Women sitting in senior positions in business today have overcome multiple adversities to reach the top ranks. Exercising resilience and determination, female business leaders are well equipped to combat the challenges posed by the business world.
So, how can women in business get ahead?
We caught up with two alumnae from the full-time MBA at HHL Leipzig’s Graduate School of Management to find out their tips for thriving in business. Both credit their experiences gained at HHL as vital to their success.
1. Remove yourself from your comfort zone
If you wish to succeed in business, you’ll need to become acclimatized to challenging situations.
HHL MBA alumna Sravya Maturu, now a senior consultant at E.ON In-house Consulting in Germany, used to avoid conflict; however, armed with the leadership skills she acquired through her MBA, she now appreciates the value of disagreements within teams. “I have grown to realize that conflict is productive because it means there are different opinions in the room,” she says.
In the HHL MBA’s leadership and self-reflection modules, you’ll learn about negotiating in intercultural settings, preparing you for working in a multinational corporation post-MBA. As a result, you’ll enter your career equipped with the intellectual know-how to tackle novel challenges outside your comfort zone.
2. Embrace networking
When women empower one another, this can be a powerful tool for success within business.
The Women@HHL initiative provides coaching, networking events, and talks for HHL students and alumnae. The initiative also matches students with female mentors across business, media, and politics, ensuring women learn the knowledge and skills to reach their full potential.
“Many women struggle to relate to a male leader’s career path, so women need to be present in the networking process to support one another and provide a sounding board for one another’s ideas,” notes HHL MBA alumna Binh Vu (pictured below), now a venture capital analyst at Brandenburg Kapital in Germany.
And you never know where networking might take you. Binh reaped the benefits of networking, receiving references for her job applications from women and forming close connections with female role models who helped her achieve her career goals.
3. Don’t be afraid to speak up
An essential tip for business leaders is to use your voice. This is even more crucial for women working in male-dominated industries like consulting and venture capital.
“Females are always trying to make sure they’re 100% correct before speaking, but it’s up to us to make ourselves heard and speak confidently,” advises Sravya.

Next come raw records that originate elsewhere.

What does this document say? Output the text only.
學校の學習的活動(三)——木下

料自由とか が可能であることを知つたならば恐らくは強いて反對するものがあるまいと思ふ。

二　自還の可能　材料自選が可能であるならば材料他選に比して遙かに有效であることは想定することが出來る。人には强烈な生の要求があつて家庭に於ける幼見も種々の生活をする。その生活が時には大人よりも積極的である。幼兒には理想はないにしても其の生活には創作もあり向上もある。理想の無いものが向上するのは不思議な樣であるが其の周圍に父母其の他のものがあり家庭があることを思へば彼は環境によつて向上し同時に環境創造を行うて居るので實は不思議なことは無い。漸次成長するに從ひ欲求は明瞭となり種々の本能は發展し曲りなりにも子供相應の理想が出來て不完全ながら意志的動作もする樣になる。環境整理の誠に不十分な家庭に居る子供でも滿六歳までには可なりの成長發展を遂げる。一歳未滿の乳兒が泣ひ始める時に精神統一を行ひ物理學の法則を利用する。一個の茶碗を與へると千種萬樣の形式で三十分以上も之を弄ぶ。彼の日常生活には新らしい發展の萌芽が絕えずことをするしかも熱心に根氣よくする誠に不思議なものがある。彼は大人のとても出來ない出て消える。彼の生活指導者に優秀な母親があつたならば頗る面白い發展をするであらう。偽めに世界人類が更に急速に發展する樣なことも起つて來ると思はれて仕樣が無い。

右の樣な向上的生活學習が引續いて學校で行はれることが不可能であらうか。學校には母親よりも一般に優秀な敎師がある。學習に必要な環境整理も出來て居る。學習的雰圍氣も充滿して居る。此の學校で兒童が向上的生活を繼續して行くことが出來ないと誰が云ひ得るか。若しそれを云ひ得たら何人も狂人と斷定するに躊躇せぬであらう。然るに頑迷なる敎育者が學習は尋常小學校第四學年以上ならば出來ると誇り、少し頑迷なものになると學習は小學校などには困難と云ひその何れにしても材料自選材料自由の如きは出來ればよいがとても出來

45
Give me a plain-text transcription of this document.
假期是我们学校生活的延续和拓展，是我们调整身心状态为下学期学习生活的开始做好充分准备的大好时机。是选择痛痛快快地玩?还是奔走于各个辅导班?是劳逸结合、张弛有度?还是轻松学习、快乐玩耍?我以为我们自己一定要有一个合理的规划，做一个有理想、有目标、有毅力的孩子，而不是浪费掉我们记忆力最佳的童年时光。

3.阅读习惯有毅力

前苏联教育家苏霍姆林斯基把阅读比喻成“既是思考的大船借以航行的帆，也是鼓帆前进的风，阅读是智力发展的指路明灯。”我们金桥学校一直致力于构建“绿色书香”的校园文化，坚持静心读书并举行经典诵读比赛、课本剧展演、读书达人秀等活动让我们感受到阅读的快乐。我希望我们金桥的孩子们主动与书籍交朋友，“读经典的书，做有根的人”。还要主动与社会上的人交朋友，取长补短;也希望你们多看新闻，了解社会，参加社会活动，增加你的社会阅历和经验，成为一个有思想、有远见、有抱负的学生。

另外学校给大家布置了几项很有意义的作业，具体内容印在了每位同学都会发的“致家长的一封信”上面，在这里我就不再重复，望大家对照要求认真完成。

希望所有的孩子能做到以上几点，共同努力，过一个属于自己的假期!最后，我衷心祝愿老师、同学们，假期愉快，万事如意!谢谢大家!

Sravya enhanced her confidence in her MBA through case study exercises. “The case studies were a real-world simulation of the business environment because I worked with new colleagues on different projects, allowing me to step up and enhance my leadership and teamwork skills,” notes Sravya.
HHL MBA students have the chance to participate in case study workshops with HHL recruiters like Accenture, Amazon, and Deloitte. As a result, students strengthen their leadership and teamwork skills while networking with renowned organizations.
Sravya has implemented her new-found communication skills in her professional role. She’s also learned the importance of speaking up and asking for what she wants—for example, training in a specific area—as well as taking credit for her achievements.
4. Recognize your worth as a woman in business
A crucial piece of advice for women in business is knowing your worth and recognizing what you bring to the work environment.
On the HHL MBA, during modules like organizational behavior, strategic management, and human resources management, you’ll learn the benefits of gender diversity in group dynamics and how multiple perspectives generate stimulating discussions.
These modules prepared Binh for working in venture capital, a traditionally male-dominated industry. She’s learned how diversity in the workforce breeds creativity, which helps with problem-solving.
Gender diversity is also integral to serving a diverse customer base: venture capital is exemplary of this. Women make up only 12% of venture capitalists in the US—a troubling statistic since female investors are more likely to fund other women’s startups. In December 2020, there was a 27% decrease in venture funding to female-founded startups globally, compared to the same time in 2019.
“If we want to build truly disruptive business, then we need more women and diverse people making venture capital decisions,” reflects Binh.
As a result, female business leaders must embrace their value in organizations. “Women should be proud to stand out and bring a different perspective to the table instead of trying to blend in,” says Sravya.
5. Choose an MBA which supports women in business
For Sravya, attending a business school that champions gender equality factored high on her agenda. HHL’s Women in Business Scholarship, which Sravya received, highlights HHL’s commitment to gender diversity by levelling the playing field between men and women.
While Binh chose HHL due to the impressive gender parity and diversity of nationalities in the MBA. International students typically make up 90% of the HHL MBA, and there are 61% of women in 2021's MBA class.
You’re in the best place to develop your strengths as a woman in business if you’re surrounded by a group of like-minded people, with similar goals, in an inclusive MBA program designed with you in mind.